Pet Feeder version 1

Unfortunately, I don't have any photos or videos of the assembly of the first version, as I started making it before I even thought about a YouTube channel. 

Overall, this is a working design. But it didn't work for me due to the following problems:

• Inconvenient food addition to the container
• Ants are attracted to the cat's bowl
• Some types of food get stuck during dispensing

However, this has been working for a long time for my friend, because his cat eats a different food.

Pet Feeder version 2

Printing and modeling took several days. In total, about 700 grams of plastic were used for the entire project, but only 300 grams are needed for the final version. This is because nearly every component had to be printed twice to improve the design. PLA natural-colored plastic was used.

Printing the parts and assembling the base

Creating an electrical junction for connecting the USB port, servo motor, and ESP32-CAMAttaching the servo motor and the food dispensing gear

Attaching the power connector

Installing the ESP32-CAM enclosure

Now we need to create a new ESPHome device for the ESP32-CAM and flash it with HomeAssistant.

Connecting ESP32-CAM and wiring it up

For this version of the pet feeder, I decided to create something akin to a conveyor system. Under the force of gravity, the food drops onto a rotating shaft and is pushed further towards the bowl.

Assembling the food dispensing mechanism

Attaching the design elements

Initial Testing

Testing the feeder with peas and various types of cat food

It's ready!

Now you can create an automation in HomeAssistant for automatic feeding at scheduled times or simply feed your pet with a single press of a widget.

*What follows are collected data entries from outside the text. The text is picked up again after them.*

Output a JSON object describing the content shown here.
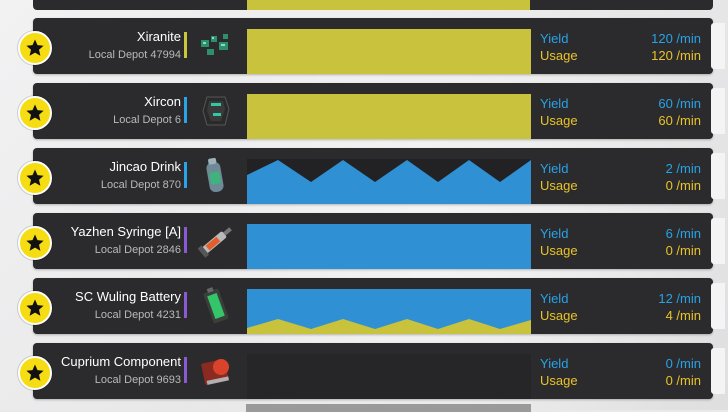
{
  "colors": {
    "yield": "#27a3e6",
    "usage": "#e9c327",
    "usage_fill": "#c9c23c",
    "yield_fill": "#2f90d4",
    "card_bg": "#2b2b2d",
    "badge": "#f6dc12"
  },
  "labels": {
    "yield": "Yield",
    "usage": "Usage"
  },
  "items": [
    {
      "name": "Xiranite",
      "depot": "Local Depot 47994",
      "accent": "#c8c83a",
      "icon": "xiranite-icon",
      "yield": "120 /min",
      "usage": "120 /min",
      "chart": "usage-full"
    },
    {
      "name": "Xircon",
      "depot": "Local Depot 6",
      "accent": "#2aa4e8",
      "icon": "xircon-icon",
      "yield": "60 /min",
      "usage": "60 /min",
      "chart": "usage-full"
    },
    {
      "name": "Jincao Drink",
      "depot": "Local Depot 870",
      "accent": "#2aa4e8",
      "icon": "jincao-drink-icon",
      "yield": "2 /min",
      "usage": "0 /min",
      "chart": "yield-zigzag"
    },
    {
      "name": "Yazhen Syringe [A]",
      "depot": "Local Depot 2846",
      "accent": "#8a5ad6",
      "icon": "yazhen-syringe-icon",
      "yield": "6 /min",
      "usage": "0 /min",
      "chart": "yield-full"
    },
    {
      "name": "SC Wuling Battery",
      "depot": "Local Depot 4231",
      "accent": "#8a5ad6",
      "icon": "sc-wuling-battery-icon",
      "yield": "12 /min",
      "usage": "4 /min",
      "chart": "yield-over-usage"
    },
    {
      "name": "Cuprium Component",
      "depot": "Local Depot 9693",
      "accent": "#8a5ad6",
      "icon": "cuprium-component-icon",
      "yield": "0 /min",
      "usage": "0 /min",
      "chart": "empty"
    }
  ]
}
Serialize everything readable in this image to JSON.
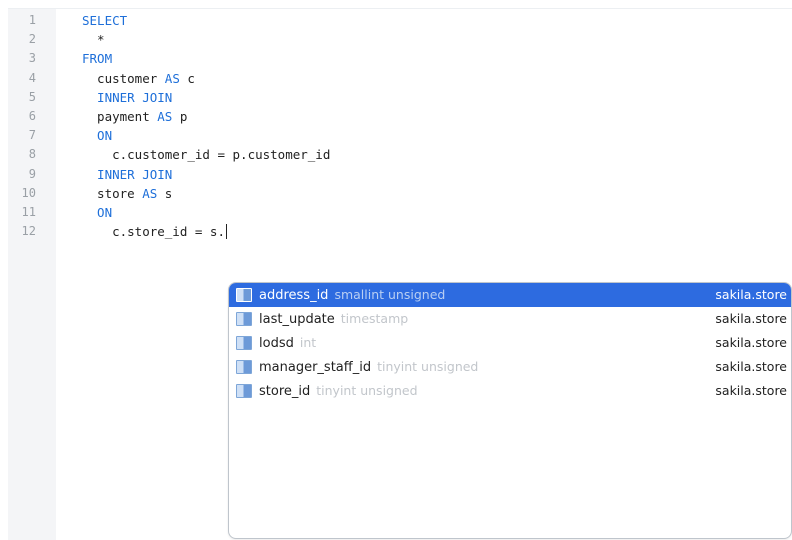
{
  "editor": {
    "lines": [
      {
        "num": "1",
        "parts": [
          {
            "t": "SELECT",
            "kw": true
          }
        ]
      },
      {
        "num": "2",
        "parts": [
          {
            "t": "  *",
            "kw": false
          }
        ]
      },
      {
        "num": "3",
        "parts": [
          {
            "t": "FROM",
            "kw": true
          }
        ]
      },
      {
        "num": "4",
        "parts": [
          {
            "t": "  customer ",
            "kw": false
          },
          {
            "t": "AS",
            "kw": true
          },
          {
            "t": " c",
            "kw": false
          }
        ]
      },
      {
        "num": "5",
        "parts": [
          {
            "t": "  INNER JOIN",
            "kw": true
          }
        ]
      },
      {
        "num": "6",
        "parts": [
          {
            "t": "  payment ",
            "kw": false
          },
          {
            "t": "AS",
            "kw": true
          },
          {
            "t": " p",
            "kw": false
          }
        ]
      },
      {
        "num": "7",
        "parts": [
          {
            "t": "  ON",
            "kw": true
          }
        ]
      },
      {
        "num": "8",
        "parts": [
          {
            "t": "    c.customer_id = p.customer_id",
            "kw": false
          }
        ]
      },
      {
        "num": "9",
        "parts": [
          {
            "t": "  INNER JOIN",
            "kw": true
          }
        ]
      },
      {
        "num": "10",
        "parts": [
          {
            "t": "  store ",
            "kw": false
          },
          {
            "t": "AS",
            "kw": true
          },
          {
            "t": " s",
            "kw": false
          }
        ]
      },
      {
        "num": "11",
        "parts": [
          {
            "t": "  ON",
            "kw": true
          }
        ]
      },
      {
        "num": "12",
        "parts": [
          {
            "t": "    c.store_id = s.",
            "kw": false
          }
        ],
        "caret": true
      }
    ]
  },
  "autocomplete": {
    "items": [
      {
        "name": "address_id",
        "type": "smallint unsigned",
        "source": "sakila.store",
        "selected": true,
        "icon": "column-icon"
      },
      {
        "name": "last_update",
        "type": "timestamp",
        "source": "sakila.store",
        "selected": false,
        "icon": "column-icon"
      },
      {
        "name": "lodsd",
        "type": "int",
        "source": "sakila.store",
        "selected": false,
        "icon": "column-icon"
      },
      {
        "name": "manager_staff_id",
        "type": "tinyint unsigned",
        "source": "sakila.store",
        "selected": false,
        "icon": "column-icon"
      },
      {
        "name": "store_id",
        "type": "tinyint unsigned",
        "source": "sakila.store",
        "selected": false,
        "icon": "column-icon"
      }
    ]
  },
  "colors": {
    "keyword": "#1e6fd9",
    "selection": "#2d6be0",
    "gutter_bg": "#f4f5f7",
    "line_number": "#9aa0a6",
    "type_hint": "#c2c6cb"
  }
}
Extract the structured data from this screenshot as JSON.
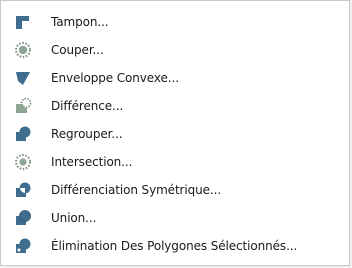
{
  "menu": {
    "items": [
      {
        "label": "Tampon...",
        "icon": "buffer-icon"
      },
      {
        "label": "Couper...",
        "icon": "clip-icon"
      },
      {
        "label": "Enveloppe Convexe...",
        "icon": "convex-hull-icon"
      },
      {
        "label": "Différence...",
        "icon": "difference-icon"
      },
      {
        "label": "Regrouper...",
        "icon": "dissolve-icon"
      },
      {
        "label": "Intersection...",
        "icon": "intersection-icon"
      },
      {
        "label": "Différenciation Symétrique...",
        "icon": "symmetric-difference-icon"
      },
      {
        "label": "Union...",
        "icon": "union-icon"
      },
      {
        "label": "Élimination Des Polygones Sélectionnés...",
        "icon": "eliminate-polygons-icon"
      }
    ]
  },
  "colors": {
    "icon_blue": "#3f6d8e",
    "icon_dotted": "#7c8f82"
  }
}
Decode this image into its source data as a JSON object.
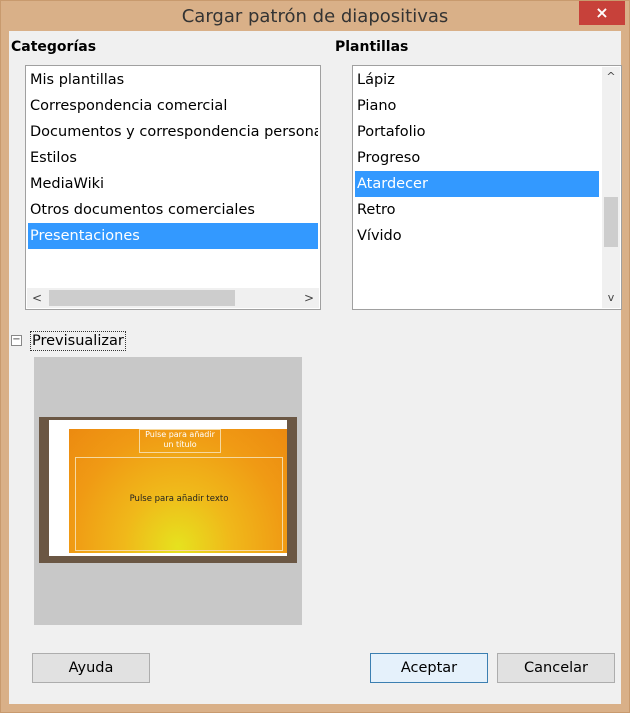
{
  "window": {
    "title": "Cargar patrón de diapositivas",
    "close_label": "×"
  },
  "categories": {
    "label": "Categorías",
    "items": [
      {
        "label": "Mis plantillas"
      },
      {
        "label": "Correspondencia comercial"
      },
      {
        "label": "Documentos y correspondencia personal"
      },
      {
        "label": "Estilos"
      },
      {
        "label": "MediaWiki"
      },
      {
        "label": "Otros documentos comerciales"
      },
      {
        "label": "Presentaciones"
      }
    ],
    "selected": "Presentaciones",
    "scroll_left_icon": "<",
    "scroll_right_icon": ">"
  },
  "templates": {
    "label": "Plantillas",
    "items": [
      {
        "label": "Lápiz"
      },
      {
        "label": "Piano"
      },
      {
        "label": "Portafolio"
      },
      {
        "label": "Progreso"
      },
      {
        "label": "Atardecer"
      },
      {
        "label": "Retro"
      },
      {
        "label": "Vívido"
      }
    ],
    "selected": "Atardecer",
    "scroll_up_icon": "^",
    "scroll_down_icon": "v"
  },
  "preview": {
    "expander_label": "Previsualizar",
    "expander_icon": "⊟",
    "slide_title": "Pulse para añadir un título",
    "slide_body": "Pulse para añadir texto"
  },
  "buttons": {
    "help": "Ayuda",
    "ok": "Aceptar",
    "cancel": "Cancelar"
  },
  "colors": {
    "title_bar": "#d9b088",
    "close_button": "#c7413a",
    "selection": "#3399ff",
    "slide_orange": "#f09a14"
  }
}
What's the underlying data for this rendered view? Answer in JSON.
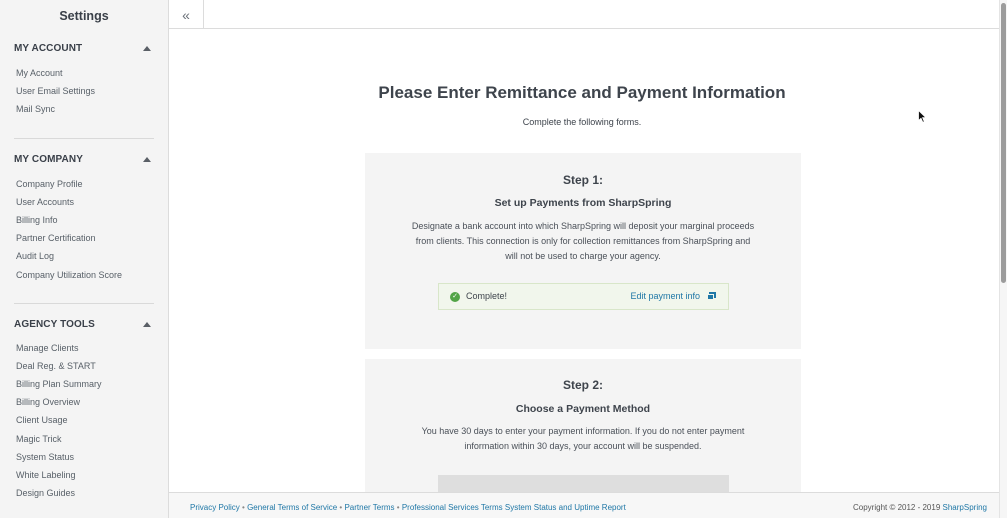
{
  "sidebar": {
    "title": "Settings",
    "sections": [
      {
        "heading": "MY ACCOUNT",
        "items": [
          "My Account",
          "User Email Settings",
          "Mail Sync"
        ]
      },
      {
        "heading": "MY COMPANY",
        "items": [
          "Company Profile",
          "User Accounts",
          "Billing Info",
          "Partner Certification",
          "Audit Log",
          "Company Utilization Score"
        ]
      },
      {
        "heading": "AGENCY TOOLS",
        "items": [
          "Manage Clients",
          "Deal Reg. & START",
          "Billing Plan Summary",
          "Billing Overview",
          "Client Usage",
          "Magic Trick",
          "System Status",
          "White Labeling",
          "Design Guides"
        ]
      }
    ]
  },
  "topbar": {
    "collapse_glyph": "«"
  },
  "main": {
    "title": "Please Enter Remittance and Payment Information",
    "subtitle": "Complete the following forms.",
    "step1": {
      "number": "Step 1:",
      "title": "Set up Payments from SharpSpring",
      "desc_line1": "Designate a bank account into which SharpSpring will deposit your marginal proceeds",
      "desc_line2": "from clients. This connection is only for collection remittances from SharpSpring and",
      "desc_line3": "will not be used to charge your agency.",
      "status": "Complete!",
      "edit_link": "Edit payment info"
    },
    "step2": {
      "number": "Step 2:",
      "title": "Choose a Payment Method",
      "desc_line1": "You have 30 days to enter your payment information. If you do not enter payment",
      "desc_line2": "information within 30 days, your account will be suspended."
    }
  },
  "footer": {
    "links": [
      "Privacy Policy",
      "General Terms of Service",
      "Partner Terms",
      "Professional Services Terms",
      "System Status and Uptime Report"
    ],
    "separator": "•",
    "copyright": "Copyright © 2012 - 2019",
    "brand": "SharpSpring"
  },
  "colors": {
    "link": "#1f77a6",
    "success": "#52a447",
    "sidebar_bg": "#f4f4f4",
    "card_bg": "#f4f4f4"
  }
}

Additionally, you can train your artificial intelligence model to automatically fill the bowl.

Pet Feeder version 3

Project Overview

The goal: build a feeder that can provide food to chinchillas once per day, automatically, for at least 10 days without human intervention.

Technical Requirements

Before diving into CAD software and prototypes, I gathered the following requirements:

• The feeder must accommodate one or more chinchillas.
• Each chinchilla requires 30–35 grams of food per day.
• If feeding two chinchillas, the feeder must dispense 60–70 grams per day.
• The device should operate autonomously for a minimum of 10 days, totaling 600–700 grams of food.
• Reliability and ease of use are key—this is intended for daily use by pet owners.

Step 1: Designing the Container

The container determines the size and structure of all other components. I began by modeling the food storage unit in Fusion 360. This set the framework for:

• Volume capacity
• Feed dispensing geometry
• Mounting and mechanical integration

Step 2: Generating Gears

To handle the food dispensing mechanism, gears were essential. Fusion 360's plugin for spur gear generation was used to quickly model the transmission system. This allowed me to:

• Customize gear ratios
• Ensure precise motion control
• Integrate with a motor for timed operation

Step 3: 3D printing

Step 4: Mechanical Assembly and Prototyping

Once the core components were modeled, I assembled them. The gear system connects to a rotating drum that meters food portions. The food is poured through the hole into the bowl.

Step 5: Testing and Adjustment

After 3D printing the parts and assembling the feeder:

• I ran multiple test cycles to ensure position accuracy. To do this, you can bend the lever.
• The configuration works in such a way that the controller only wakes up to deliver food, so it can work for weeks depending on the battery.
• You can add a notification in case of food getting stuck.

Final Thoughts

This feeder can work as a standalone device or as part of a smart home system, and you can also customize the configuration to suit your own needs.